Tragedy has an excruciating way of throwing the rest of life into perspective. There are many paths this realization can lead you towards, some of them more dangerous than others. There’s the danger of apathy. There’s the danger of abandoning life (literally or figuratively). There’s the danger of dwelling in the half-truth of how inevitably painful life will continue to be.
But then, there’s also the path you can take that implements your new-found big-picture realization of what matters and what really, really doesn’t. For starters, what really matters is honoring God and honoring other people. What really doesn’t matter is people getting mad or uncomfortable when you start thinking or living differently than they do… which sometimes happens when you’re trying to honor God and other people. This isn’t to say that you won’t be affected by other people’s reactions, or, for that matter, that you’ll even successfully recognize what is and isn’t important most of the time. That’s not the point. I believe that if you truly open your heart, mind, and soul (and hands) to the wrongs around you, people’s reactions will become easier to bear and your discernment more practiced.
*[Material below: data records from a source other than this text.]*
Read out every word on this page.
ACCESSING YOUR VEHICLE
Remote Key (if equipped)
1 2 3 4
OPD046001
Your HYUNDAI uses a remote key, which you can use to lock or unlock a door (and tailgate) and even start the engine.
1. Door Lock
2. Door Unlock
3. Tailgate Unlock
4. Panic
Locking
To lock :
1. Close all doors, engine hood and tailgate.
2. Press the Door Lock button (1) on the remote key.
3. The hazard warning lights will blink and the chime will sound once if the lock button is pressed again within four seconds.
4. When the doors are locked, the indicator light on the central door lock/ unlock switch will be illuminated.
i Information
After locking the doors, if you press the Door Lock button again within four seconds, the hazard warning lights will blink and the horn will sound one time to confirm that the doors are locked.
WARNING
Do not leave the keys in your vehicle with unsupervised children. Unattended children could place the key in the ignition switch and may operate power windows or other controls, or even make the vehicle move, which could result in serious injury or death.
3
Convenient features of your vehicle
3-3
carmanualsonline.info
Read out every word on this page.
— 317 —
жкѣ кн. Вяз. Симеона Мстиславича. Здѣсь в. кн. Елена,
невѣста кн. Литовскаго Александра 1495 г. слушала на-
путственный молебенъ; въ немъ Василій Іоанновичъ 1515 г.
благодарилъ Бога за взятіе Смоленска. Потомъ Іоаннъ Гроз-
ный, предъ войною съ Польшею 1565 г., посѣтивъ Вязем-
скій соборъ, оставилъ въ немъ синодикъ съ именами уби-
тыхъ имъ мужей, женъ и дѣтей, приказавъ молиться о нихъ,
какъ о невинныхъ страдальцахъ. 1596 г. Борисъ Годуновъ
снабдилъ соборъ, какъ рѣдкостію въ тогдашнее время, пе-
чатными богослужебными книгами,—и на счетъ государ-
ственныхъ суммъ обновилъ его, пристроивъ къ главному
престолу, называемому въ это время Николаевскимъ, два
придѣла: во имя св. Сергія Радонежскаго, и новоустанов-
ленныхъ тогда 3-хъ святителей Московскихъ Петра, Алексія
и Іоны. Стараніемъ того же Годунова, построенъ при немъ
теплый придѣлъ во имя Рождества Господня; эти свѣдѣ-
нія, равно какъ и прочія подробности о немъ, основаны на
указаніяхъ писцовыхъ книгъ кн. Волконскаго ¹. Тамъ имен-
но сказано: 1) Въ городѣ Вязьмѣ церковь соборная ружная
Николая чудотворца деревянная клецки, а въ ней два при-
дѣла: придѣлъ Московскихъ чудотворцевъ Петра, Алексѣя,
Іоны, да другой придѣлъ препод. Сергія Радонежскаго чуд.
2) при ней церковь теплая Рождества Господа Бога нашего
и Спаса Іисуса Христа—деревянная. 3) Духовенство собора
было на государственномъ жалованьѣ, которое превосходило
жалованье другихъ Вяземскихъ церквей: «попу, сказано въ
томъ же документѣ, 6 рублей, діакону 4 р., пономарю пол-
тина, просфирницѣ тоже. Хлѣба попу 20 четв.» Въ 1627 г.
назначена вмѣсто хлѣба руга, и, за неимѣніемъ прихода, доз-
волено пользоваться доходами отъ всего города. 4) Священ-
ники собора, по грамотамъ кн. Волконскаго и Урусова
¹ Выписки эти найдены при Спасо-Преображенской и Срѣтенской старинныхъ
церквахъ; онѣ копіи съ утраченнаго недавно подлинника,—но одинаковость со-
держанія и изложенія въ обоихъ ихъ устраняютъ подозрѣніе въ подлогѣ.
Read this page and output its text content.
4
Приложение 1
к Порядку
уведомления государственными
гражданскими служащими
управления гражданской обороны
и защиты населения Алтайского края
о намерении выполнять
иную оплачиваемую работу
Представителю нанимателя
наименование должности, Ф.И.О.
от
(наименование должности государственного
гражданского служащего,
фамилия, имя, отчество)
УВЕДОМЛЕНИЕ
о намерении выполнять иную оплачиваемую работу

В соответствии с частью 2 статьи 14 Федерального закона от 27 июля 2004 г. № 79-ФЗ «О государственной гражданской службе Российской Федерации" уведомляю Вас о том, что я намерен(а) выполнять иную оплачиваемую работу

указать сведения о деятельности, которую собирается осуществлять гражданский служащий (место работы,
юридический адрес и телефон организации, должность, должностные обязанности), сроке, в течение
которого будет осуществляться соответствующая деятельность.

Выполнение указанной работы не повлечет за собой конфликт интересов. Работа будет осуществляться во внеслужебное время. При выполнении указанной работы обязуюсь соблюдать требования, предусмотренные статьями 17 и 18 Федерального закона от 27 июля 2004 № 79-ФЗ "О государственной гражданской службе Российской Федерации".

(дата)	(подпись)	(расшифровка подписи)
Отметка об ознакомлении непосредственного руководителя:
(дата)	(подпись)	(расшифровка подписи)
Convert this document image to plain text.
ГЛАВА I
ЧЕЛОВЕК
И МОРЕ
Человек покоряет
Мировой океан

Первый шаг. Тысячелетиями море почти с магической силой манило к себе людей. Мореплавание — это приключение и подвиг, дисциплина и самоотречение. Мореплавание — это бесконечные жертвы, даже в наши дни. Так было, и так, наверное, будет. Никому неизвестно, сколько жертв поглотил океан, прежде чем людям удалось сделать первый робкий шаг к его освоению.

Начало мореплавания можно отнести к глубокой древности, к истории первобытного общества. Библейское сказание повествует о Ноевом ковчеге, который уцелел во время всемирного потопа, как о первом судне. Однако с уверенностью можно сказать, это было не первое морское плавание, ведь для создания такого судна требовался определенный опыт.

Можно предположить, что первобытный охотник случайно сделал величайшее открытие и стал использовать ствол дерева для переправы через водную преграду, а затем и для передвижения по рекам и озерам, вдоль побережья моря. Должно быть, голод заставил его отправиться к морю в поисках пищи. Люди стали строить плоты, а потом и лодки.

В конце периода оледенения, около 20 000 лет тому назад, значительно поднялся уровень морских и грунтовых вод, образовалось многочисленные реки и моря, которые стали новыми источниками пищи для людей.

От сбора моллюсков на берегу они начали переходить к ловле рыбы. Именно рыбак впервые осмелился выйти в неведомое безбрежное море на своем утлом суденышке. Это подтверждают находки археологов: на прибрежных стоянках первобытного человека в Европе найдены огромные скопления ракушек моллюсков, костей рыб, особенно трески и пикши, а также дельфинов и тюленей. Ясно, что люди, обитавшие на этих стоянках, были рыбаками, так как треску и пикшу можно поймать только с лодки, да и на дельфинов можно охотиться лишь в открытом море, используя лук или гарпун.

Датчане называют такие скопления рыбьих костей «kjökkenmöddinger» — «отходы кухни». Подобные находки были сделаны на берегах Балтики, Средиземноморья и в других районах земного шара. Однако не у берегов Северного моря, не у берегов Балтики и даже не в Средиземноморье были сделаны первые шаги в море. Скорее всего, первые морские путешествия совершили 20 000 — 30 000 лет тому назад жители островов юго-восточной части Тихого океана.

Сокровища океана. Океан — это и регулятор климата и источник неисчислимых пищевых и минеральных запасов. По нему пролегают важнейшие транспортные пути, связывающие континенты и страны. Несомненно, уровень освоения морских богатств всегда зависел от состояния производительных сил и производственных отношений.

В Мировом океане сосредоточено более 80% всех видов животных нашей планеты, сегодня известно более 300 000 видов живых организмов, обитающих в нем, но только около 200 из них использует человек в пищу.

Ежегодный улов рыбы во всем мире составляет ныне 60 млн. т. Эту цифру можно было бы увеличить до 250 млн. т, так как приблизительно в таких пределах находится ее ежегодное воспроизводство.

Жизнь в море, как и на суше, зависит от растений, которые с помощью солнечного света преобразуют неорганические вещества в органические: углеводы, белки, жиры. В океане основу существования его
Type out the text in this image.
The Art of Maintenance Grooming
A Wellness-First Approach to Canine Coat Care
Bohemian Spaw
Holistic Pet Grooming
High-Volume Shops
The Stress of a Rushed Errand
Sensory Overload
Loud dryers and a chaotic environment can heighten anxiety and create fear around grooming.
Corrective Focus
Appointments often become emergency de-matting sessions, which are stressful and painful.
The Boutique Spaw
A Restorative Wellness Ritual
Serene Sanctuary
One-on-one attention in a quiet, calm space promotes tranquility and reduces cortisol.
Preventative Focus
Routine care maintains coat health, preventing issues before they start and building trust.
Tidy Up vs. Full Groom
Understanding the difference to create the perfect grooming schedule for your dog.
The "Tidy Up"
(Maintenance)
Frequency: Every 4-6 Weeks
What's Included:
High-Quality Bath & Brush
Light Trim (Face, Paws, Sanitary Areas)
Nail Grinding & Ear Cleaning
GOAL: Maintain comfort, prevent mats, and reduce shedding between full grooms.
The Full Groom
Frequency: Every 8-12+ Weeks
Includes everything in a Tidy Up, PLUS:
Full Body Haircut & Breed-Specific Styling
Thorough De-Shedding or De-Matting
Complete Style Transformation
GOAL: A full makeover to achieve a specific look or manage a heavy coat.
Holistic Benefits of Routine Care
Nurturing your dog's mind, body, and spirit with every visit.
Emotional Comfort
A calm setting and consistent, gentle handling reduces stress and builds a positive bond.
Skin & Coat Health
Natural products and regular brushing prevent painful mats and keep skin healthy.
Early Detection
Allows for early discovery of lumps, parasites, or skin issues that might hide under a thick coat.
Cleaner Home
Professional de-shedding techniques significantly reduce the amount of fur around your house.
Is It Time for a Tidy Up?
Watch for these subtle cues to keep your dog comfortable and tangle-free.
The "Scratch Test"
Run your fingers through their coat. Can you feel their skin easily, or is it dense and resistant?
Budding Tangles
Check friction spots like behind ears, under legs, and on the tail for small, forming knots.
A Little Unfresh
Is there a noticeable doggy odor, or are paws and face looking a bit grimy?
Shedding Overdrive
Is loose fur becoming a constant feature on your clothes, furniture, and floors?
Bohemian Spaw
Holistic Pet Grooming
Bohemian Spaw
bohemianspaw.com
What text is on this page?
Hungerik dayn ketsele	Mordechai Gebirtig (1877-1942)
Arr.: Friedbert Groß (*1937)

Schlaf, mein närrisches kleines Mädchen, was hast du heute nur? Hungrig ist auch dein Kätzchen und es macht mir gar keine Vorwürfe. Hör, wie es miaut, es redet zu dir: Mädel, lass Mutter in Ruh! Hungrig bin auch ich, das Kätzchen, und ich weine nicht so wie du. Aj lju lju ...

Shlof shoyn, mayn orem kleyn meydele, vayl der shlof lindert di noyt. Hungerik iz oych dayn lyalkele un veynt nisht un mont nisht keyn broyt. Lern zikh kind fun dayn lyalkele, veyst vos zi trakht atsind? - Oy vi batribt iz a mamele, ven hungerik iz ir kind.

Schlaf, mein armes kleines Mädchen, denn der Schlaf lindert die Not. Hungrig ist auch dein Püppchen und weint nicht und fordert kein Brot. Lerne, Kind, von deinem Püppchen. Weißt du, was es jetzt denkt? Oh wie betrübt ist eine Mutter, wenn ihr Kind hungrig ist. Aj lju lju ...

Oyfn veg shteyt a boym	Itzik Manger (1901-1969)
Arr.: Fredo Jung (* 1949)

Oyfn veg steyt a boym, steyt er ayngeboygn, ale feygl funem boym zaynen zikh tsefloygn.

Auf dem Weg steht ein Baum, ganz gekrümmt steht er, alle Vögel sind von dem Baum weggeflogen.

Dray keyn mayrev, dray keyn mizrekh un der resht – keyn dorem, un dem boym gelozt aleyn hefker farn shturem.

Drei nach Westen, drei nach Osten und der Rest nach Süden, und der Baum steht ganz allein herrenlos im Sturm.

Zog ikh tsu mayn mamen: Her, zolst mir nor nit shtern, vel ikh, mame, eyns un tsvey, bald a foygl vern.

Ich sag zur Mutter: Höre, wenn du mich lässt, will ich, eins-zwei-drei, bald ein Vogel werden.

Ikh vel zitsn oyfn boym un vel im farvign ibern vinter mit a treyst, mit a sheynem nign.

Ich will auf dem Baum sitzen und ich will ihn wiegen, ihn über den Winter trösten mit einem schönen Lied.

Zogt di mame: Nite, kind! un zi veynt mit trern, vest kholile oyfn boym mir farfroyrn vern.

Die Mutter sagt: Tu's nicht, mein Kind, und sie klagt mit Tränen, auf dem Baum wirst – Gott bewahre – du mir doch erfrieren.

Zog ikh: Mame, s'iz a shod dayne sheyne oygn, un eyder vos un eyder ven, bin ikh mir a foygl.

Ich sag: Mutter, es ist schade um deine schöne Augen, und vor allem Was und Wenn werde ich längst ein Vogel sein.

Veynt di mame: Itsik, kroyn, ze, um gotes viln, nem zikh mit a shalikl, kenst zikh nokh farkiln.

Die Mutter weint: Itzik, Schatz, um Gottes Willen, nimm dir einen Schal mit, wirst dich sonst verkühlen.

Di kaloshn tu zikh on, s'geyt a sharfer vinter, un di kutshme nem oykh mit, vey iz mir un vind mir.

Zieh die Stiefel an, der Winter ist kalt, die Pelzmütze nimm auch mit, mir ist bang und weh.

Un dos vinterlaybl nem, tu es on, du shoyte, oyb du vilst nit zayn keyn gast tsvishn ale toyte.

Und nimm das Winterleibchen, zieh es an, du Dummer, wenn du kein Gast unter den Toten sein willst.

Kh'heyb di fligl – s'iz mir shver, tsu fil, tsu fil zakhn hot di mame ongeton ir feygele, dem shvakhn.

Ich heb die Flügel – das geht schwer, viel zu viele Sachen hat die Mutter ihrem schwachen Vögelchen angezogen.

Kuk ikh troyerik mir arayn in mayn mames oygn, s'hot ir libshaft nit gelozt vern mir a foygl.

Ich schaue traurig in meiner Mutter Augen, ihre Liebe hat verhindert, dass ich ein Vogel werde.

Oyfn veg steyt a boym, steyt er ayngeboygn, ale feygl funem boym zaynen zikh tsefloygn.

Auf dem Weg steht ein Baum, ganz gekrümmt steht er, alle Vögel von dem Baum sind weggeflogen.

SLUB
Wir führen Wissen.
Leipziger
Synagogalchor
As I contemplated this post today, I was encouraged by a thought that Don Miller shared on his facebook page… “How can the suffering you’ve experienced become an unintended blessing? What’s good about the pain you’ve known? Steal your life back.” At the beginning of this post, I asked you to think about what would change if you lived as though you had nothing to lose. I didn’t say what would change if you had nothing to lose, because the truth is, you already have nothing to lose. You will, at some point, lose everything that earthly life has to offer. The question is whether you’re willing to acknowledge and live in that reality. What’s the worst that can happen?